AI-powered smart pills offer early detection of gastric diseases

Innovations in wearable electronics and AI at the University of Southern California (USC) Viterbi School of Engineering have led to the development of ingestible sensors capable of real-time 3D monitoring of gastrointestinal health. These smart pills can detect stomach gases and track their location in the body, potentially detecting gastritis and gastric cancers early.

Published in Cell Reports Physical Science, the study highlights how these sensors can be accurately monitored using a newly designed wearable system.

The sensors use an optical sensing membrane selective to gases like ammonia, indicative of conditions such as peptic ulcers and gastric cancer. Tested in various environments, including simulated bovine intestines, the device, which integrates a wearable coil generating a magnetic field, demonstrates significant promise. Future testing will involve swine models to validate its efficacy further.

The potential applications extend to monitoring brain health via the brain-gut axis, aiming for non-invasive detection of neurotransmitters related to neurodegenerative diseases such as Parkinson’s and Alzheimer’s.

New cooling textile could combat deadly urban heatwaves

This year, cities worldwide have faced extreme heat waves, with temperatures nearing 50°C. As global temperatures and urban populations rise, cities become “urban heat islands,” trapping heat due to dense construction and thermal radiation.

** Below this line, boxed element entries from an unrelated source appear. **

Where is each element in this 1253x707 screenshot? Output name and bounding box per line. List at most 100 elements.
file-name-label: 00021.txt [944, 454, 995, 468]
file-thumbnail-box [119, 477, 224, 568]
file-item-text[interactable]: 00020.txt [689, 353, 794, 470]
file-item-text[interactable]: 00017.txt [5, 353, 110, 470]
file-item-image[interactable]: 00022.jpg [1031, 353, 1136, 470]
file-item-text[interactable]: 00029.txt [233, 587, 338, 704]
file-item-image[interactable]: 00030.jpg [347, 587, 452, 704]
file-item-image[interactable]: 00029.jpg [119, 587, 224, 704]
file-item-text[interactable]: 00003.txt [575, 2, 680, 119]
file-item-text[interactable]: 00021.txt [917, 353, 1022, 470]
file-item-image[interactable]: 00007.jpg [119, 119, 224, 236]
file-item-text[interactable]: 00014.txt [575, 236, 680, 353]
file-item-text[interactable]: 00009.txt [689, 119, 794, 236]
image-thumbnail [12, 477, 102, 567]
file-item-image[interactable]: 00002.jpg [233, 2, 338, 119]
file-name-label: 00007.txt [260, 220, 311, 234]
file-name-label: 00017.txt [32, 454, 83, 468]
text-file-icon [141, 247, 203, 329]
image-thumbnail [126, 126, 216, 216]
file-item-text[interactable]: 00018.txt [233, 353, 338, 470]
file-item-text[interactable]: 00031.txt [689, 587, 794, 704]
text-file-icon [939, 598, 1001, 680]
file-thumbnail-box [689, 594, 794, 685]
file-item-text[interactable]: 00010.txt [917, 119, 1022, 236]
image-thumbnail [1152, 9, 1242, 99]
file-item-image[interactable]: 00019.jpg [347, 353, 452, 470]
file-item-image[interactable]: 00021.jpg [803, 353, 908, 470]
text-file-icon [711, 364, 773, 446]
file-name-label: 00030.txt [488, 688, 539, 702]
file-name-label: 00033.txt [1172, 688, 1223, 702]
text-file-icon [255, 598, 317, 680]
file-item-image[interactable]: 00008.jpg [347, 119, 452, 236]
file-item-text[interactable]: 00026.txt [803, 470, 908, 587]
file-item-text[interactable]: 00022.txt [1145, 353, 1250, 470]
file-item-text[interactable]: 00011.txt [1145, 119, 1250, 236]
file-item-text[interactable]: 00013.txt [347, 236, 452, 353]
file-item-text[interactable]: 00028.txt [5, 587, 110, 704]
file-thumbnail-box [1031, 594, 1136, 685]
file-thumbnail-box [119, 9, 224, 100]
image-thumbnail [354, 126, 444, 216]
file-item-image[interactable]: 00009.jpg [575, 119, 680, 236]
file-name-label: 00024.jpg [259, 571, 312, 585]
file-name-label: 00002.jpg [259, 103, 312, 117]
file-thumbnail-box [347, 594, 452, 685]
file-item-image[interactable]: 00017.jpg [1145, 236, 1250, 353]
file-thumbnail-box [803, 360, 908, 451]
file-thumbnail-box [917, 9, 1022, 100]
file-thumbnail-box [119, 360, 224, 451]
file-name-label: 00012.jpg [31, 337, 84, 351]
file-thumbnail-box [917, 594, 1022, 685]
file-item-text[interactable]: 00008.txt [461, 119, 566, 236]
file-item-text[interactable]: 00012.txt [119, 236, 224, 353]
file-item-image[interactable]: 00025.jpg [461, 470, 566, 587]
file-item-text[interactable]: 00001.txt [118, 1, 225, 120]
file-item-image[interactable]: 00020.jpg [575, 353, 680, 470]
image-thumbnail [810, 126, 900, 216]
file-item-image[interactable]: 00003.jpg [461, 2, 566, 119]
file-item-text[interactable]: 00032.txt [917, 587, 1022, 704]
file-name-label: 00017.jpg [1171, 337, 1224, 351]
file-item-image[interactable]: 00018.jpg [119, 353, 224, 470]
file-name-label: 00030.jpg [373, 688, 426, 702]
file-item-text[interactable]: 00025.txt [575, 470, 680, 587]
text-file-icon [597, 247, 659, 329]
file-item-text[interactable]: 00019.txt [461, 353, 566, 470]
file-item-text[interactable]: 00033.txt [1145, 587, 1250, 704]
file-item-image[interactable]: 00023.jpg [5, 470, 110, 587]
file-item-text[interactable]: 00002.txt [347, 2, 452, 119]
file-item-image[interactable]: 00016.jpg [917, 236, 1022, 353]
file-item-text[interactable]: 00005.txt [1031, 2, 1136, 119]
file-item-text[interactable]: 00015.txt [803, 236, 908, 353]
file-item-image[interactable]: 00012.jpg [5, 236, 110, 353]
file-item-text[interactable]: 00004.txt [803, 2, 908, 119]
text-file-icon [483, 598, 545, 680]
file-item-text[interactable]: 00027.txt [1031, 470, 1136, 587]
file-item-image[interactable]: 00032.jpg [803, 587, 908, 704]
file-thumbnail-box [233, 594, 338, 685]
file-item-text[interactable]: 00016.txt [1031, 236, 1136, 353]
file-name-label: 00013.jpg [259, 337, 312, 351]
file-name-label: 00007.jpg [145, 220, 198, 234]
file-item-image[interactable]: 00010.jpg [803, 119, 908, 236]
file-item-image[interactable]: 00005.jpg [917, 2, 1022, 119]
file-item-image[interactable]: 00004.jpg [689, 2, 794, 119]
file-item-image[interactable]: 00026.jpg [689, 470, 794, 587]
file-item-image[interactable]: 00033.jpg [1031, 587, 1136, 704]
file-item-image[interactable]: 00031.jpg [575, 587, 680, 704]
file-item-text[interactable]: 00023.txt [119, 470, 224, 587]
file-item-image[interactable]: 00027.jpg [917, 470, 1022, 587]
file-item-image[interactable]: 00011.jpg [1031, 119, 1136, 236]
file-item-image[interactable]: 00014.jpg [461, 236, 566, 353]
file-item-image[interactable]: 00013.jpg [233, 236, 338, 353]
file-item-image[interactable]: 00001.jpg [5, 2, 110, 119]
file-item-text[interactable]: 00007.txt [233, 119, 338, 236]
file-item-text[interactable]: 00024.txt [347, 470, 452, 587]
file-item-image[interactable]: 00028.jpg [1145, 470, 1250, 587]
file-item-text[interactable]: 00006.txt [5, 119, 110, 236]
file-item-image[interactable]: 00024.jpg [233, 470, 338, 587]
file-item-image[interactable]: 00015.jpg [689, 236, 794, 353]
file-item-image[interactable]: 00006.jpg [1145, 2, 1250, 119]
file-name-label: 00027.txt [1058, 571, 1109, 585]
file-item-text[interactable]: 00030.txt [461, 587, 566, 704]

UChicago Pritzker School of Molecular Engineering PhD candidate Chenxi Sui (left) and Asst Prof Po-Chun Hsu show off a sample of a new cooling textile. PIC/JOHN ZICH

A new study from the UChicago Pritzker School of Molecular Engineering introduces a wearable fabric that can help mitigate these effects. Tested in Arizona, the fabric kept temperatures 2.3°C cooler than current sportswear materials and 8.9°C cooler than commercial silk. This innovation aims to reduce heat-related hospitalisations and deaths seen globally.

The fabric is designed to reflect both solar and thermal radiation. It can be used in clothing, building materials, and food storage, cutting energy costs and carbon emissions from air conditioning.

New robot can leap 200 metres

Engineers at The University of Manchester have designed a groundbreaking robot capable of jumping 200 metres, higher than any previously known jumping robot.

Using advanced mathematics, computer simulations, and lab experiments, the researchers optimised the robot’s size, shape, and part arrangement, allowing it to clear obstacles many times its own height.

The new design, published in Mechanism and Machine Theory, promises to revolutionise applications in planetary exploration, disaster rescue, and hazardous area surveillance. The design improves energy efficiency and performance, making it ideal for challenging terrains.

This advancement marks a significant leap from the current highest-jumping robot, which reaches only 33 metres. The team aims to enhance directional control and energy recovery for future models.